The Next Ethanol
Feb 20, 2012
News came last week that the 2011 corn crop in South Dakota was worth about $4 billion. That's not chump change. The state's total GDP is only about $40 billion.
The $4 billion represents a 33% increase over the prior year, and farmers weren't complaining in 2010.
There's plenty of credit to go around. Mother Nature gets most of it, but our farmers' ability to adapt to new seeds, technologies and tillage practices are also impressive.
Then there's ethanol. Remember the time when cattle and hogs ate most of the corn crop? Those were the days when corn too often sold for less than $2 a bushel. Now, much of the crop is delivered to ethanol plants; after the starches are removed, the by-product is sold as livestock feed.
Environmentalists, old-oil advocates, corn farmers and others can argue till doomsday about the efficiencies of ethanol, but there's no doubting that it has been liquid gold for South Dakota.
Industry experts always said ethanol would be a bridge to a better bio-fuel, and the second generation is about to arrive in Redfield where a farmer-owned ethanol plant is being retroffitted for a new product called bio-butanol.
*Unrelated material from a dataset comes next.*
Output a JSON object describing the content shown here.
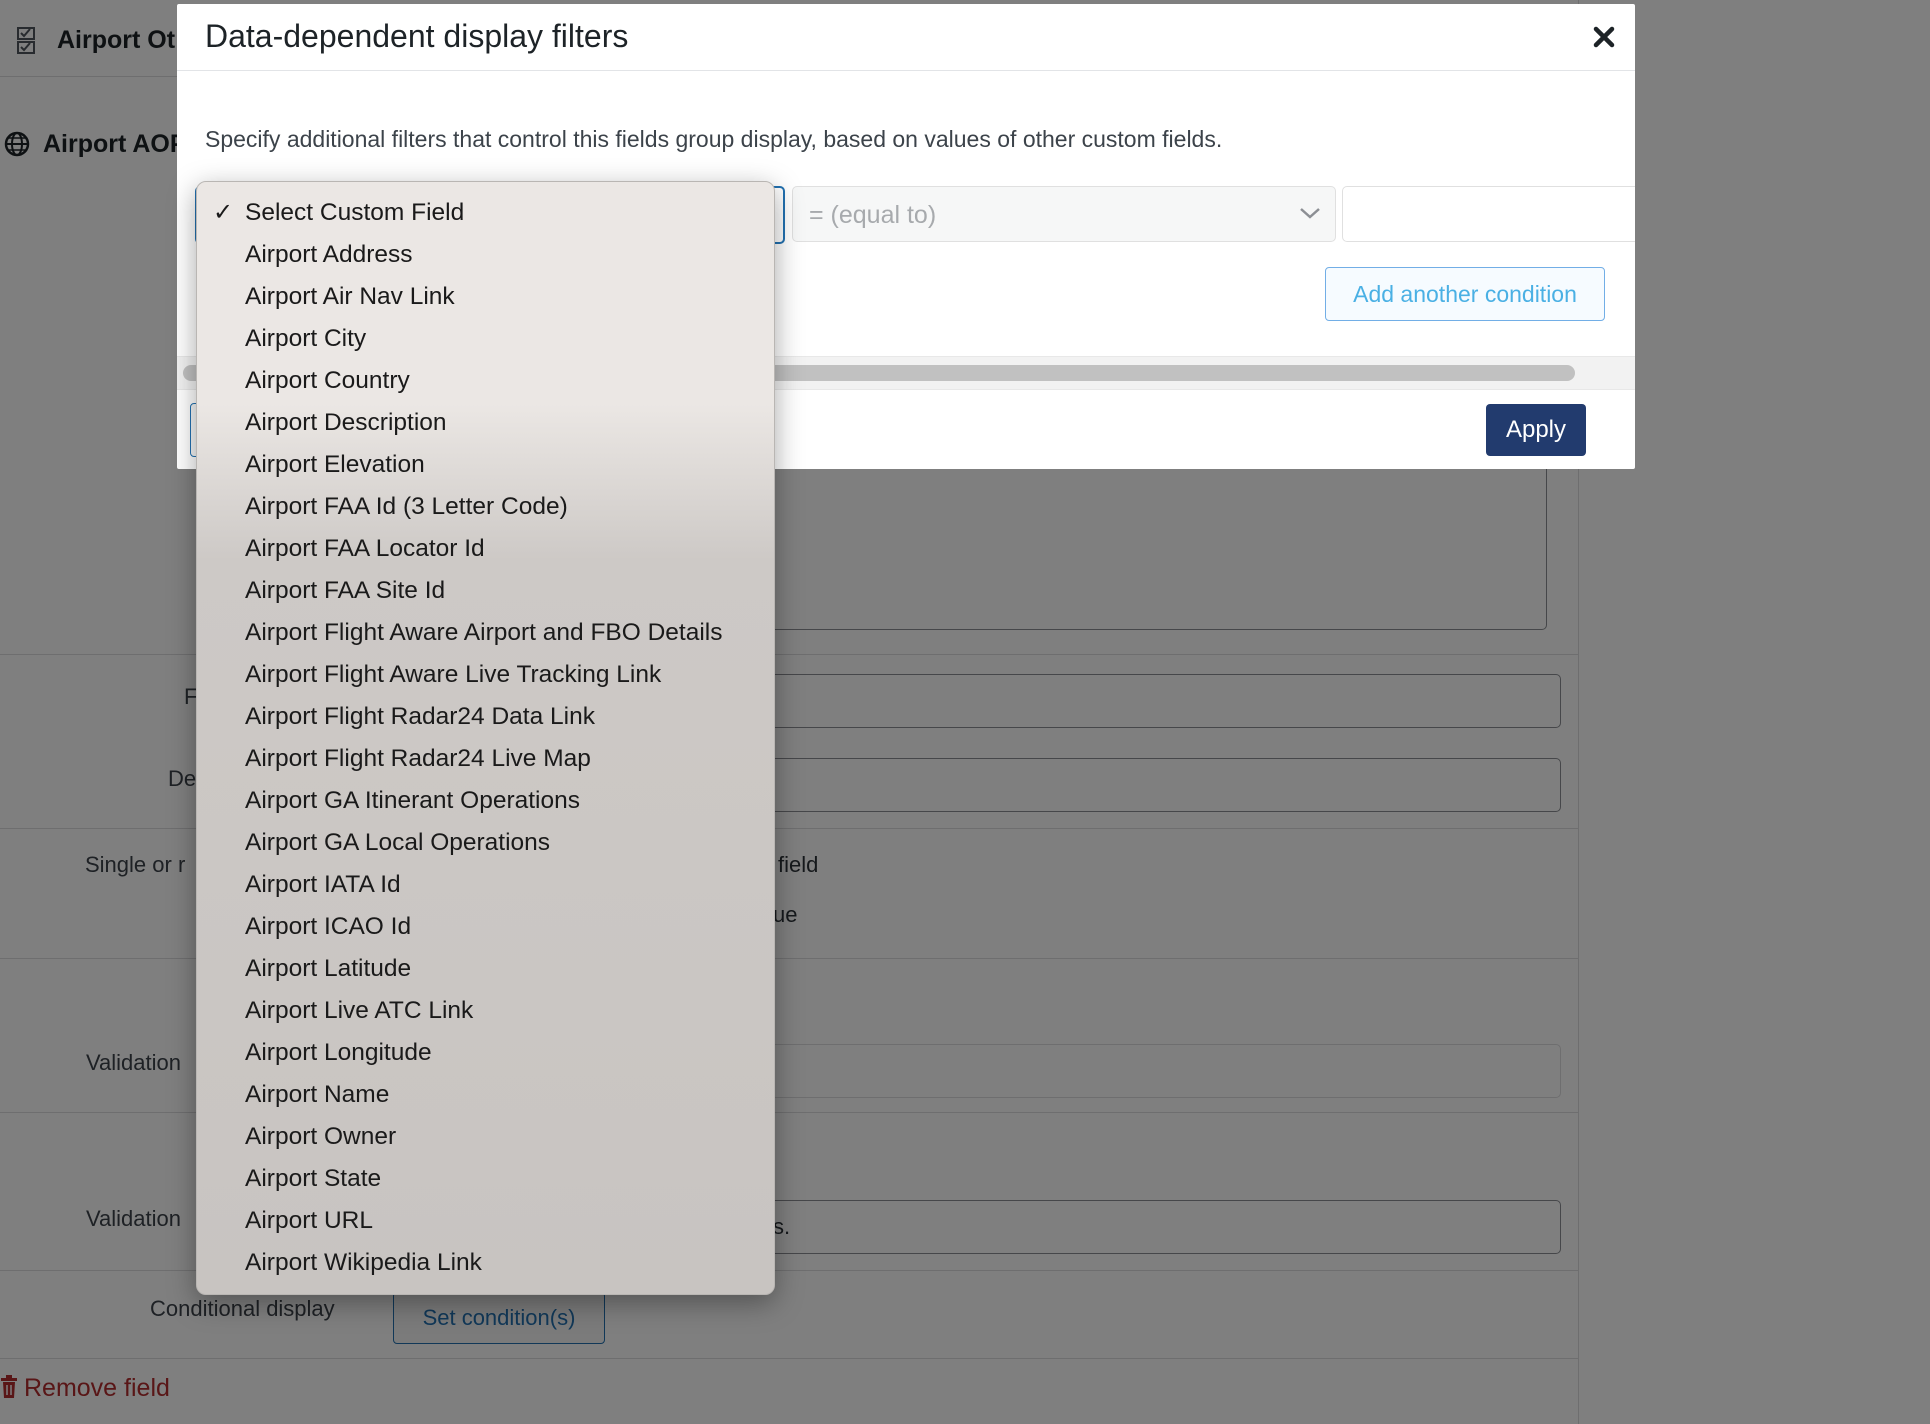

The plant manager came to Pierre last week, pitching a bill that will expand the state's ethanol incentives to include bio-butanol. He said it has a four-molecule composition that gives it a much broader commercial use in product manufacturing and foods. It can also be blended with diesel and aviation fuels, and the by-product has a longer shelf life as livestock feed.
It will be interesting to hear what Exxon Mobil has to say.